Publié le: 1 juin 2018

Evitons le croc-en-jambe!

initiative monnaie pleine – L’usam a rejeté à l’unanimité cette proposition votée 
le 10 juin prochain. Du point de vue du parlement de l’association, le texte met en danger 
le fonctionnement du système de crédit et tend sérieusement à déstabiliser l’économie.

Rien que son intitulé en dit plutôt long! Le 10 juin, nous voterons l’initiative populaire «Pour une monnaie à l’abri des crises: émission monétaire uniquement par la Banque nationale! (Initiative Monnaie pleine)». Or si l’argent est un moyen de paiement, il ne peut pas être «plein» ou «vide» en soi. Sa valeur tient au fait qu’il est accepté. Plus il peut être utilisé largement, mieux l’économie se porte. Or c’est précisément cette acceptation que met dangereusement en danger l’initiative.

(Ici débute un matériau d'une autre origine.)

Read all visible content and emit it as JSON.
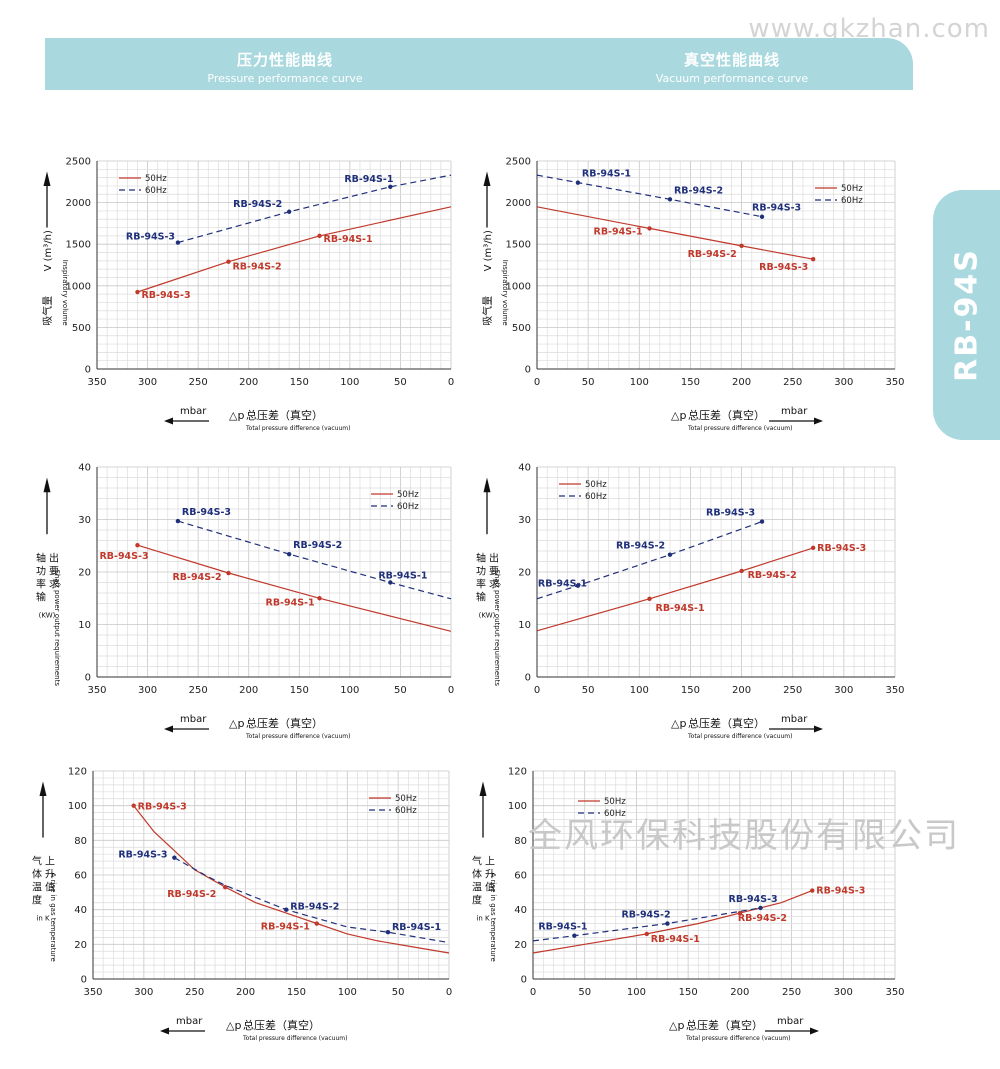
{
  "watermark": "www.gkzhan.com",
  "watermark_company": "全风环保科技股份有限公司",
  "header": {
    "left_cn": "压力性能曲线",
    "left_en": "Pressure performance curve",
    "right_cn": "真空性能曲线",
    "right_en": "Vacuum performance curve"
  },
  "side_tab": "RB-94S",
  "colors": {
    "hz50": "#c0392b",
    "hz60": "#1f2f7a",
    "header_bg": "#a9d9df"
  },
  "xaxis_text": {
    "symbol": "△p",
    "cn": "总压差（真空）",
    "en": "Total pressure difference (vacuum)",
    "unit": "mbar"
  },
  "legend": {
    "s50": "50Hz",
    "s60": "60Hz"
  },
  "chart_data": [
    {
      "id": "pressure-volume",
      "type": "line",
      "x_reversed": true,
      "xlim": [
        0,
        350
      ],
      "ylim": [
        0,
        2500
      ],
      "xticks": [
        350,
        300,
        250,
        200,
        150,
        100,
        50,
        0
      ],
      "yticks": [
        0,
        500,
        1000,
        1500,
        2000,
        2500
      ],
      "ylabel_cn": "吸气量",
      "ylabel_en": "Inspiratory volume",
      "ylabel_unit": "V (m³/h)",
      "legend_pos": "top-left",
      "series": [
        {
          "name": "50Hz",
          "style": "solid",
          "x": [
            310,
            220,
            130,
            0
          ],
          "y": [
            925,
            1290,
            1600,
            1950
          ],
          "points": [
            {
              "x": 310,
              "y": 925,
              "label": "RB-94S-3"
            },
            {
              "x": 220,
              "y": 1290,
              "label": "RB-94S-2"
            },
            {
              "x": 130,
              "y": 1600,
              "label": "RB-94S-1"
            }
          ]
        },
        {
          "name": "60Hz",
          "style": "dashed",
          "x": [
            270,
            160,
            60,
            0
          ],
          "y": [
            1520,
            1890,
            2190,
            2330
          ],
          "points": [
            {
              "x": 270,
              "y": 1520,
              "label": "RB-94S-3"
            },
            {
              "x": 160,
              "y": 1890,
              "label": "RB-94S-2"
            },
            {
              "x": 60,
              "y": 2190,
              "label": "RB-94S-1"
            }
          ]
        }
      ]
    },
    {
      "id": "vacuum-volume",
      "type": "line",
      "x_reversed": false,
      "xlim": [
        0,
        350
      ],
      "ylim": [
        0,
        2500
      ],
      "xticks": [
        0,
        50,
        100,
        150,
        200,
        250,
        300,
        350
      ],
      "yticks": [
        0,
        500,
        1000,
        1500,
        2000,
        2500
      ],
      "ylabel_cn": "吸气量",
      "ylabel_en": "Inspiratory volume",
      "ylabel_unit": "V (m³/h)",
      "legend_pos": "top-right",
      "series": [
        {
          "name": "50Hz",
          "style": "solid",
          "x": [
            0,
            110,
            200,
            270
          ],
          "y": [
            1950,
            1690,
            1480,
            1320
          ],
          "points": [
            {
              "x": 110,
              "y": 1690,
              "label": "RB-94S-1"
            },
            {
              "x": 200,
              "y": 1480,
              "label": "RB-94S-2"
            },
            {
              "x": 270,
              "y": 1320,
              "label": "RB-94S-3"
            }
          ]
        },
        {
          "name": "60Hz",
          "style": "dashed",
          "x": [
            0,
            40,
            130,
            220
          ],
          "y": [
            2330,
            2240,
            2040,
            1830
          ],
          "points": [
            {
              "x": 40,
              "y": 2240,
              "label": "RB-94S-1"
            },
            {
              "x": 130,
              "y": 2040,
              "label": "RB-94S-2"
            },
            {
              "x": 220,
              "y": 1830,
              "label": "RB-94S-3"
            }
          ]
        }
      ]
    },
    {
      "id": "pressure-power",
      "type": "line",
      "x_reversed": true,
      "xlim": [
        0,
        350
      ],
      "ylim": [
        0,
        40
      ],
      "xticks": [
        350,
        300,
        250,
        200,
        150,
        100,
        50,
        0
      ],
      "yticks": [
        0,
        10,
        20,
        30,
        40
      ],
      "ylabel_cn": "轴功率输出要求",
      "ylabel_en": "Shaft power output requirements",
      "ylabel_unit": "(KW)",
      "legend_pos": "top-right",
      "series": [
        {
          "name": "50Hz",
          "style": "solid",
          "x": [
            310,
            220,
            130,
            0
          ],
          "y": [
            25.1,
            19.8,
            15.0,
            8.7
          ],
          "points": [
            {
              "x": 310,
              "y": 25.1,
              "label": "RB-94S-3"
            },
            {
              "x": 220,
              "y": 19.8,
              "label": "RB-94S-2"
            },
            {
              "x": 130,
              "y": 15.0,
              "label": "RB-94S-1"
            }
          ]
        },
        {
          "name": "60Hz",
          "style": "dashed",
          "x": [
            270,
            160,
            60,
            0
          ],
          "y": [
            29.7,
            23.4,
            18.0,
            14.9
          ],
          "points": [
            {
              "x": 270,
              "y": 29.7,
              "label": "RB-94S-3"
            },
            {
              "x": 160,
              "y": 23.4,
              "label": "RB-94S-2"
            },
            {
              "x": 60,
              "y": 18.0,
              "label": "RB-94S-1"
            }
          ]
        }
      ]
    },
    {
      "id": "vacuum-power",
      "type": "line",
      "x_reversed": false,
      "xlim": [
        0,
        350
      ],
      "ylim": [
        0,
        40
      ],
      "xticks": [
        0,
        50,
        100,
        150,
        200,
        250,
        300,
        350
      ],
      "yticks": [
        0,
        10,
        20,
        30,
        40
      ],
      "ylabel_cn": "轴功率输出要求",
      "ylabel_en": "Shaft power output requirements",
      "ylabel_unit": "(KW)",
      "legend_pos": "top-left",
      "series": [
        {
          "name": "50Hz",
          "style": "solid",
          "x": [
            0,
            110,
            200,
            270
          ],
          "y": [
            8.8,
            14.9,
            20.2,
            24.6
          ],
          "points": [
            {
              "x": 110,
              "y": 14.9,
              "label": "RB-94S-1"
            },
            {
              "x": 200,
              "y": 20.2,
              "label": "RB-94S-2"
            },
            {
              "x": 270,
              "y": 24.6,
              "label": "RB-94S-3"
            }
          ]
        },
        {
          "name": "60Hz",
          "style": "dashed",
          "x": [
            0,
            40,
            130,
            220
          ],
          "y": [
            14.9,
            17.4,
            23.3,
            29.6
          ],
          "points": [
            {
              "x": 40,
              "y": 17.4,
              "label": "RB-94S-1"
            },
            {
              "x": 130,
              "y": 23.3,
              "label": "RB-94S-2"
            },
            {
              "x": 220,
              "y": 29.6,
              "label": "RB-94S-3"
            }
          ]
        }
      ]
    },
    {
      "id": "pressure-temperature",
      "type": "line",
      "x_reversed": true,
      "xlim": [
        0,
        350
      ],
      "ylim": [
        0,
        120
      ],
      "xticks": [
        350,
        300,
        250,
        200,
        150,
        100,
        50,
        0
      ],
      "yticks": [
        0,
        20,
        40,
        60,
        80,
        100,
        120
      ],
      "ylabel_cn": "气体温度上升值",
      "ylabel_en": "A rise in gas temperature",
      "ylabel_unit": "in K",
      "legend_pos": "top-right",
      "series": [
        {
          "name": "50Hz",
          "style": "solid",
          "x": [
            310,
            290,
            270,
            250,
            220,
            190,
            160,
            130,
            100,
            70,
            40,
            0
          ],
          "y": [
            100,
            85,
            74,
            63,
            53,
            44,
            38,
            32,
            26,
            22,
            19,
            15
          ],
          "points": [
            {
              "x": 310,
              "y": 100,
              "label": "RB-94S-3"
            },
            {
              "x": 220,
              "y": 53,
              "label": "RB-94S-2"
            },
            {
              "x": 130,
              "y": 32,
              "label": "RB-94S-1"
            }
          ]
        },
        {
          "name": "60Hz",
          "style": "dashed",
          "x": [
            270,
            240,
            220,
            190,
            160,
            130,
            100,
            60,
            30,
            0
          ],
          "y": [
            70,
            60,
            54,
            47,
            40,
            35,
            30,
            27,
            24,
            21
          ],
          "points": [
            {
              "x": 270,
              "y": 70,
              "label": "RB-94S-3"
            },
            {
              "x": 160,
              "y": 40,
              "label": "RB-94S-2"
            },
            {
              "x": 60,
              "y": 27,
              "label": "RB-94S-1"
            }
          ]
        }
      ]
    },
    {
      "id": "vacuum-temperature",
      "type": "line",
      "x_reversed": false,
      "xlim": [
        0,
        350
      ],
      "ylim": [
        0,
        120
      ],
      "xticks": [
        0,
        50,
        100,
        150,
        200,
        250,
        300,
        350
      ],
      "yticks": [
        0,
        20,
        40,
        60,
        80,
        100,
        120
      ],
      "ylabel_cn": "气体温度上升值",
      "ylabel_en": "A rise in gas temperature",
      "ylabel_unit": "in K",
      "legend_pos": "top-left",
      "series": [
        {
          "name": "50Hz",
          "style": "solid",
          "x": [
            0,
            50,
            110,
            160,
            200,
            240,
            270
          ],
          "y": [
            15,
            20,
            26,
            32,
            38,
            44,
            51
          ],
          "points": [
            {
              "x": 110,
              "y": 26,
              "label": "RB-94S-1"
            },
            {
              "x": 200,
              "y": 38,
              "label": "RB-94S-2"
            },
            {
              "x": 270,
              "y": 51,
              "label": "RB-94S-3"
            }
          ]
        },
        {
          "name": "60Hz",
          "style": "dashed",
          "x": [
            0,
            40,
            130,
            220
          ],
          "y": [
            22,
            25,
            32,
            41
          ],
          "points": [
            {
              "x": 40,
              "y": 25,
              "label": "RB-94S-1"
            },
            {
              "x": 130,
              "y": 32,
              "label": "RB-94S-2"
            },
            {
              "x": 220,
              "y": 41,
              "label": "RB-94S-3"
            }
          ]
        }
      ]
    }
  ]
}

BNS: plus d’or, ni de titres

L’initiative «Monnaie pleine» propose en effet un nouveau cadre pour le système monétaire en Suisse. Premièrement, le nouvel article 99 de la Constitution fédérale viserait à donner de manière à la seule Banque nationale suisse (BNS) le monopole de l’émission de monnaie scripturale. Concrètement, cela signifie que les banques commerciales ne pourraient plus accorder de prêts.

«Les banques commerciales ne pourraient plus accorder de prêts.»

Deuxièmement, l’initiative exigerait un changement de politique ­monétaire. La BNS serait contrainte de créer de l’argent «sans dette», c’est-à-dire transférer de l’argent ­directement à la Confédération, aux cantons ou aux citoyens, sans acquérir en retour des actifs tels que des devises, de l’or ou des titres, comme c’est le cas aujourd’hui.

Crédits plus chers pour les PME

Si les banques ne peuvent plus utiliser les dépôts à vue pour les prêts, il est probable que les prêts seront plus difficiles à obtenir et auront tendance à être plus coûteux. Toutefois, il est particulièrement important pour les PME et les propriétaires potentiels d’obtenir des prêts facilement et rapidement.

Les initiateurs prévoient que la BNS peut intervenir en cas de problèmes de crédit. Cependant, cela détruirait un système financier qui fonctionne bien, qui est décentralisé et orienté vers le client. Cela entraînerait d’importantes pertes d’efficacité. Cette dépendance unilatérale à l’égard des décisions de la Banque nationale est déjà le prochain problème. L’émission de monnaie «sans dette» serait problématique du point de vue de la politique monétaire. La Banque nationale ne pourrait poursuivre sa politique monétaire que dans un seul sens, à savoir en augmentant constamment la masse monétaire. Quel piège sur le long terme! Une réduction deviendrait impossible. Tout cela créerait le danger d’une politisation de la politique monétaire – et donc une perte de crédibilité – de la BNS. A éviter...

Du côté du OUI?

Peu d’arguments parlent en faveur du texte. Les initiants visent une économie plus stable. Bien, mais aucune économie qui dépend d’un monopole politique – celui de la BNS, selon les initiants – n’est stable. Bien au contraire. Lorsqu’un acteur dispose de trop de pouvoir, ceux qui en sont dépourvus en souffrent.

De facto, la restriction de la base des transactions financières ne rend pas l’argent plus stable, mais plus instable. C’est comme dans la construction: une maison a besoin d’une fondation solide et ne peut se contenter d’un pilier unique. Les initiateurs veulent renforcer la colonne vertébrale, mais sapent ses fondations. Rien de positif ne peut sortir de cette idée.

Le parlement de l’usam a donc décidé sans opposition de recommander le vote négatif. Et le 10 juin prochain, le peuple le suivra probablement.